This is another great make-ahead recipe. This should make at least two meals for the average family, so you can refrigerate the leftovers and serve it for another meal later in the week.
Ingredients:
1 lb. lean ground turkey
3 large (or 4 medium) onions, chopped
6-8 carrots, chopped
1 tsp. chili powder
1-2 tsp. ground cumin
1 tsp. black pepper
1/2 tsp. ground red pepper (optional)
1-2 Tbsp. Italian seasoning
1 can (15 oz.) black beans, drained
1 can (15 oz. red kidney beans, drained
1 can (15 oz) cannellini beans (white kidney beans)

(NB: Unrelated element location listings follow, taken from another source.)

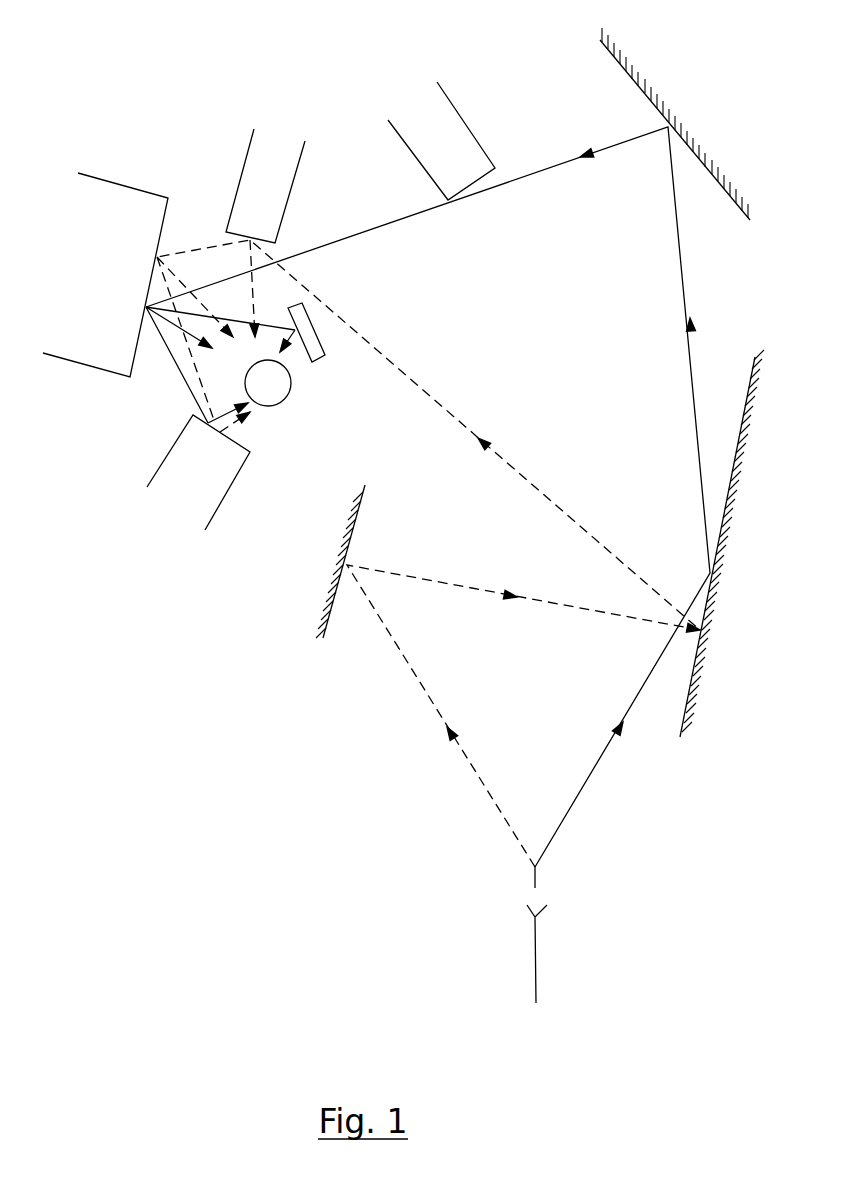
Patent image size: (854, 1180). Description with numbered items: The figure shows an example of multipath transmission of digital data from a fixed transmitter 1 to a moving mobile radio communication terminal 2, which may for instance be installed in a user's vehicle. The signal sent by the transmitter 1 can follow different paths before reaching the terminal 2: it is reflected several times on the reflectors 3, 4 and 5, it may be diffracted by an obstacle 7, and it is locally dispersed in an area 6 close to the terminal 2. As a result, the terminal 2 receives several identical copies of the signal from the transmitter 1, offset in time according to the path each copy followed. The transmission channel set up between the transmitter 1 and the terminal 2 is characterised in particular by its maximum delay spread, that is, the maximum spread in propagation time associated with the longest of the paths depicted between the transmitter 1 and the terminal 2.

The transmitter 1 is at (537, 967).
The mobile radio communication terminal 2 is at (292, 388).
The reflector 3 is at (337, 593).
The reflector 4 is at (737, 450).
The reflector 5 is at (643, 97).
The area of local dispersion 6 is at (75, 455).
The obstacle 7 is at (425, 172).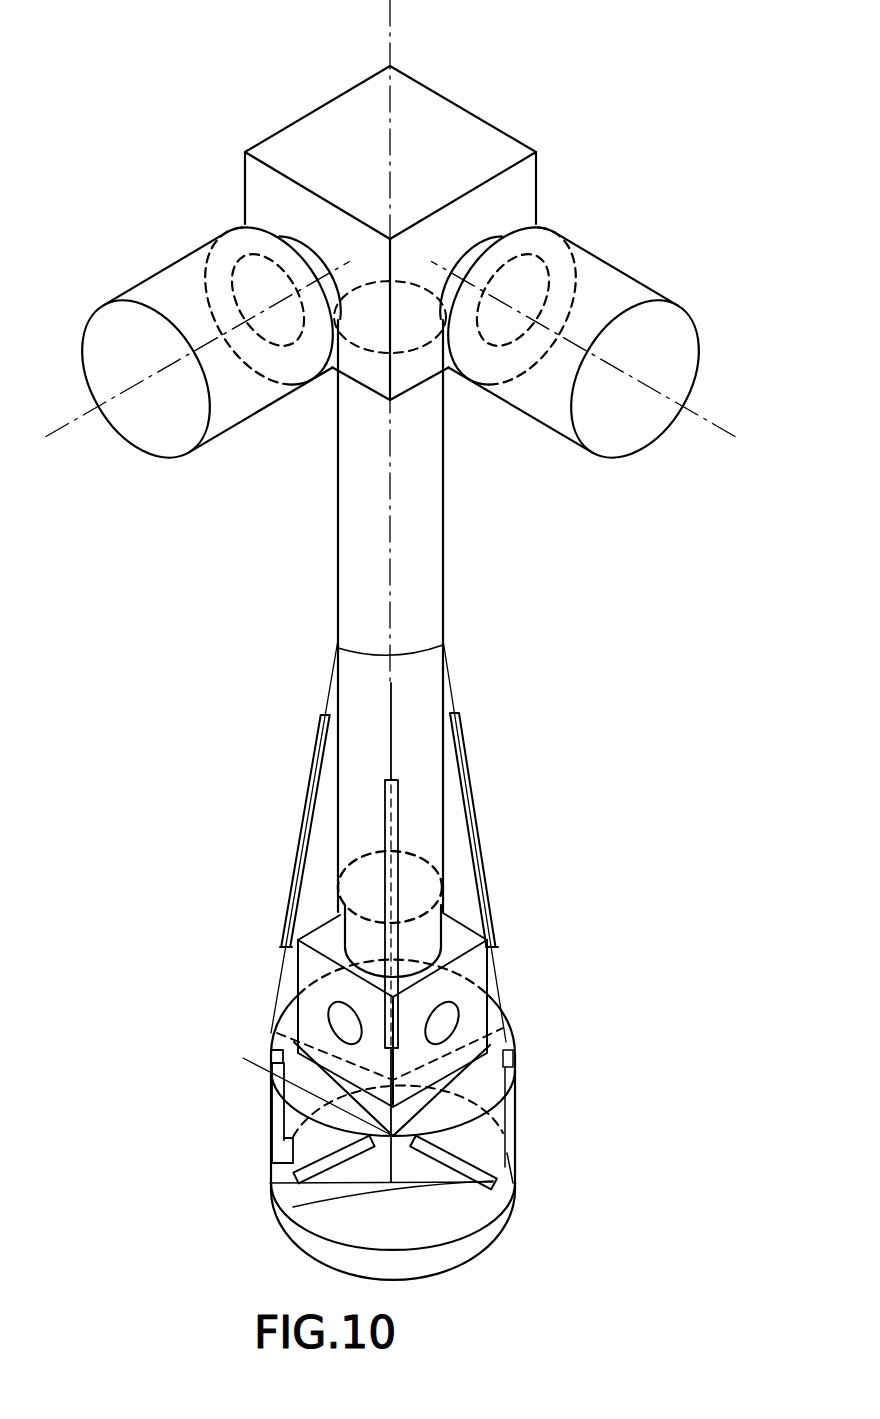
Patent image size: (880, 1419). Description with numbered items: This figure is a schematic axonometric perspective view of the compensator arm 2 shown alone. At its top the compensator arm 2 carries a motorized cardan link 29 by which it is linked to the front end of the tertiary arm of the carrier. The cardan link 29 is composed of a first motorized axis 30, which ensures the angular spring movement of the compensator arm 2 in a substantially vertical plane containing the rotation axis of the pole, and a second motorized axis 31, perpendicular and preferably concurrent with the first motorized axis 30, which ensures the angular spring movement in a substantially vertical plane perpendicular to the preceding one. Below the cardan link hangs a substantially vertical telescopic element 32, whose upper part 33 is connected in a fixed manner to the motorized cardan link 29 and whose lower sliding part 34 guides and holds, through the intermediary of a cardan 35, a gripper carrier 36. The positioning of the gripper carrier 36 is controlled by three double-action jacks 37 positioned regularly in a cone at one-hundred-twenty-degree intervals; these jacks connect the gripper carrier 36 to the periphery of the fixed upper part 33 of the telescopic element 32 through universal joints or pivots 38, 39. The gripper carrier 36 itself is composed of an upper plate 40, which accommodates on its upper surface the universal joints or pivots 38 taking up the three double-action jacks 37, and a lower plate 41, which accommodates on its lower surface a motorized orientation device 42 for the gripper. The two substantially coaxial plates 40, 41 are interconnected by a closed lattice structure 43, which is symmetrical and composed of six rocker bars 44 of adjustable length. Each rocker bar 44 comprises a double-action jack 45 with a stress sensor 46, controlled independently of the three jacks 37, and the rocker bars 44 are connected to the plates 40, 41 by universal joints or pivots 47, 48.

The compensator arm 2 is at (510, 662).
The motorized cardan link 29 is at (502, 195).
The first motorized axis 30 is at (692, 405).
The second motorized axis 31 is at (185, 353).
The telescopic element 32 is at (476, 648).
The upper part 33 is at (428, 842).
The lower sliding part 34 is at (423, 938).
The cardan 35 is at (470, 975).
The gripper carrier 36 is at (464, 1120).
The double-action jacks 37 is at (385, 797).
The universal joints or pivots 38 is at (507, 1027).
The universal joints or pivots 39 is at (391, 683).
The upper plate 40 is at (475, 1077).
The lower plate 41 is at (457, 1198).
The motorized orientation device 42 is at (433, 1235).
The closed lattice structure 43 is at (463, 1142).
The rocker bars 44 is at (220, 1113).
The double-action jack 45 is at (273, 1110).
The stress sensor 46 is at (280, 1158).
The universal joints or pivots 47 is at (263, 1032).
The universal joints or pivots 48 is at (293, 1207).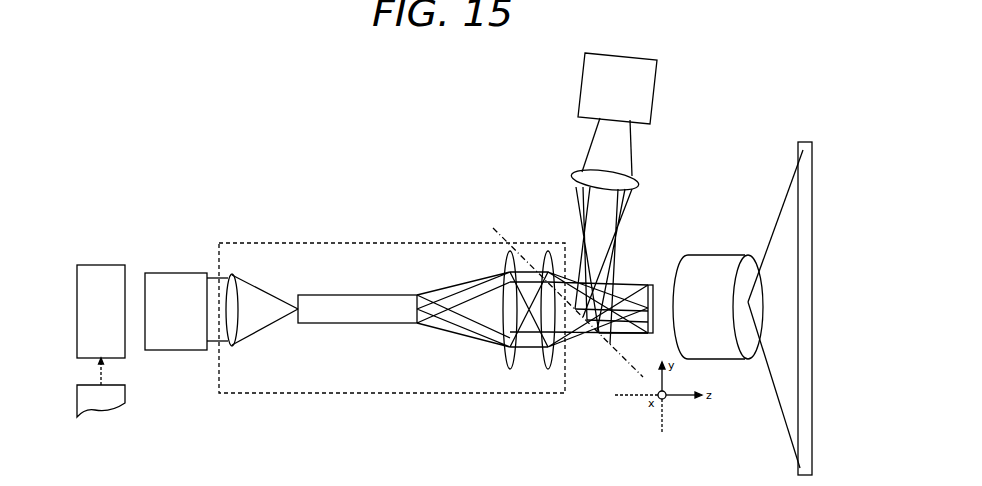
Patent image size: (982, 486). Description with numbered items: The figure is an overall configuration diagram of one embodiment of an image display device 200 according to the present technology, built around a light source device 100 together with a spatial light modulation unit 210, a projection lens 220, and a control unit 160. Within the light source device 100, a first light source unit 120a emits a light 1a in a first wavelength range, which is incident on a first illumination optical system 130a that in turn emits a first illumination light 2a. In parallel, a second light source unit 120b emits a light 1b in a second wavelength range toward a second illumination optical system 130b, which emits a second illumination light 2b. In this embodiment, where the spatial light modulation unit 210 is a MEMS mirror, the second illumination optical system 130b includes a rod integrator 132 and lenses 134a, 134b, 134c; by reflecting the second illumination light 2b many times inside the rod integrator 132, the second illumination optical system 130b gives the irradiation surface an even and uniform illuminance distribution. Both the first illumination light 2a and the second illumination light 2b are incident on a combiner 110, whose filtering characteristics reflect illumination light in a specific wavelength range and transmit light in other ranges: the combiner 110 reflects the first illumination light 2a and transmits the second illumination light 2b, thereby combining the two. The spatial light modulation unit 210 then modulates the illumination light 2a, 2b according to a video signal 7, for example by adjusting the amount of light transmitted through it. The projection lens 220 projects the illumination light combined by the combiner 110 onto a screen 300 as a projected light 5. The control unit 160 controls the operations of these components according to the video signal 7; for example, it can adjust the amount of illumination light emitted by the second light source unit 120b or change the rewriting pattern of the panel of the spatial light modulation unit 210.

The image display device 200 is at (197, 169).
The light source device 100 is at (219, 212).
The control unit 160 is at (126, 270).
The video signal 7 is at (125, 397).
The second light source unit 120b is at (170, 272).
The second illumination optical system 130b is at (352, 242).
The lens 134a is at (233, 274).
The light in a second wavelength range 1b is at (230, 361).
The rod integrator 132 is at (353, 295).
The lens 134b is at (503, 357).
The lens 134c is at (543, 367).
The second illumination light 2b is at (534, 248).
The first light source unit 120a is at (655, 103).
The light in a first wavelength range 1a is at (646, 146).
The first illumination optical system 130a is at (640, 177).
The first illumination light 2a is at (641, 229).
The combiner 110 is at (620, 353).
The spatial light modulation unit 210 is at (651, 282).
The projection lens 220 is at (699, 255).
The projected light 5 is at (769, 217).
The screen 300 is at (798, 457).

1 can (10 oz.) Rotel tomatoes with green chilis, drained
1 can (141/2 oz. each) diced tomatoes (low sodium), undrained
1 can (11 oz.) ‘No Salt” kernel corn, drained
2 cups low sodium chicken broth
Read labels on bean cans, & also on any canned vegetables, Purchase the lowest sodium.
1.) Coat large cooking pot (at least 5 quart) with cooking spray, or rub lightly w/olive oil. Cook turkey until lightly browned, about 10 minutes. Add onions & carrots. Cook 5 minutes longer.
2.) Stir in chili powder, cumin, spices, beans, tomatoes, corn, & broth.
3.) Simmer 2 hours, uncovered If mixture is too thick, add water. Serve stew in bowls as is, or over rice.If eating this dish for dinner, you may omit the rice. Rice being a starchy carb should be eaten during the day or early afternoon.
Makes 12 servings
PREP TIME: 30 minutes COOKING TIME: 2 hours
PER SERVING: Calories 270, Protein 19 g, Carbs 33 g, Fat 6 g, Fiber 9 g, Sodium 950 mg.
By using the lower sodium beans & canned tomatoes, the sodium count will be less.